Dealing With The DMV When Arrested For A DUI
When someone is arrested in San Diego for driving under the influence or DUI, a pink notice of suspension and a temporary driver’s license (DMV Form DS-367) are given to the arrestee upon release from custody. It has instructions to contact the DMV Driver’s Safety Office within 10 days of arrest to request your Administrative Per Se (APS) hearing. Handling the driver’s license suspension for DUI is separate and in addition to the San Diego court case regarding criminal drunk driving charges.
The DMV hearing for a DUI is an administrative proceeding regarding the suspension or revocation of your driving privilege only.
- Why does the San Diego Department of Motor Vehicles offer the right to a hearing if I am already scheduled to appear in court for the DUI charge?
- A DMV hearing request will cause an extension of the 30-day temporary driver’s license that was issued to you at the time of your arrest. Your driving privilege can remain in effect until a decision has been made by the DMV. If you have been arrested and charged with drunk driving, you have nothing to lose and everything to gain by exercising your right to the DMV hearing, especially when you have a San Diego DUI attorney acting on your behalf.
Both our state and federal constitutions provide that no person shall be deprived of property without due process of law. Due process of law entitles you to a notice of the action DMV intends to take against your driving privilege and an opportunity to be heard (hearing).
The statutory scheme for administrative California DMV license suspensions is complicated. Basically, a first offender with a blood alcohol level of .08% will have their license suspended for four months; if there is a refusal to submit to chemical testing, the suspension is for one year. For drivers under 21, “zero tolerance” laws in San Diego dictate a one-year suspension for blood alcohol levels over .01%. Second offenders with over -.08% levels receive a one-year suspension (two years if a refusal).
It is imperative that you schedule a DMV license suspension hearing, also referred to as an APS hearing within 10 days.
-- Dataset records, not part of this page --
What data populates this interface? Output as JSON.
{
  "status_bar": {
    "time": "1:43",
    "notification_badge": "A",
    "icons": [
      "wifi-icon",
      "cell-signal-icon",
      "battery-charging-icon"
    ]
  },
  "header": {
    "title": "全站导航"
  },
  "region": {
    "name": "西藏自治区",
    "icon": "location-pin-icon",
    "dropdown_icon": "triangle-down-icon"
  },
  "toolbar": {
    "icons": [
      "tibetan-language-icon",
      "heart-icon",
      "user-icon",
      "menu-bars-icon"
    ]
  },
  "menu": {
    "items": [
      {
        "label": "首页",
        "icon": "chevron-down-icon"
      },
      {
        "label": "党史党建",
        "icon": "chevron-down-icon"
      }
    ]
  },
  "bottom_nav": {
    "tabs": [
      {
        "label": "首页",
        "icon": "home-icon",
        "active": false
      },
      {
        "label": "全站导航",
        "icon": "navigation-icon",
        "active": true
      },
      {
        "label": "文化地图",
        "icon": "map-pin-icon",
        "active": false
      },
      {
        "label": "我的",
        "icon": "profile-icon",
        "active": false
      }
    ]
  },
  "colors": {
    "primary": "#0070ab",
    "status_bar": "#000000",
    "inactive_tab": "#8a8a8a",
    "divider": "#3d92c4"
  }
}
A public defender will not assist you in this important phase because it does not directly relate to your criminal case. Many attorneys overlook this important step.
The hearing is an opportunity to examine the evidence against the accused. It is gives the defense a chance to weigh the strength of the government’s case before you head into court. Many times, the DMV hearing is more important to the driver, as the client is facing a hard suspension of their driver’s license resulting from the administrative suspension. It is crucial to understand all relevant sections of the Administrative Procedure Act.
Once you get a hearing scheduled, the goal is to fight and prevail if possible.
The hearing itself is done over the phone or in person. The most relevant code for APS hearings is Government Code Section 11513.
Gov Code §11513
- (a) Oral evidence shall be taken only on oath or affirmation
- (b) Each party shall have these rights:
- to call and examine witnesses
- to introduce exhibits
- to cross-examine opposing witnesses on any matter relevant to the issues even though that matter was not covered in the direct examination
- to impeach any witness regardless of which party first called him or her to testify
- to rebut the evidence against them. If respondent does not testify in his or her own behalf he or she may be called and examined as if under cross-examination
- The hearing need not be conducted according to technical rules relating to evidence and witnesses, except as hereinafter provided. Any relevant evidence shall be admitted if it is the sort of evidence on which responsible persons are accustomed to rely in the conduct of serious affairs, regardless of the existence of any common law or statutory rule, which might make improper the admission of the evidence over objection in civil actions.
- (d) Hearsay evidence may be used for the purpose of supplementing or explaining other evidence
- but over timely objection shall not be sufficient in itself to support a finding unless it would be admissible over objection in civil actions.
- An objection is timely if made before submission of the case or on reconsideration.
- (e) The rules of privilege shall be effective to the extent that they are otherwise required by statute to be recognized at the hearing.
- (f) The presiding officer has discretion to exclude evidence if its probative value is substantially outweighed by the probability that its admission will necessitate undue consumption of time.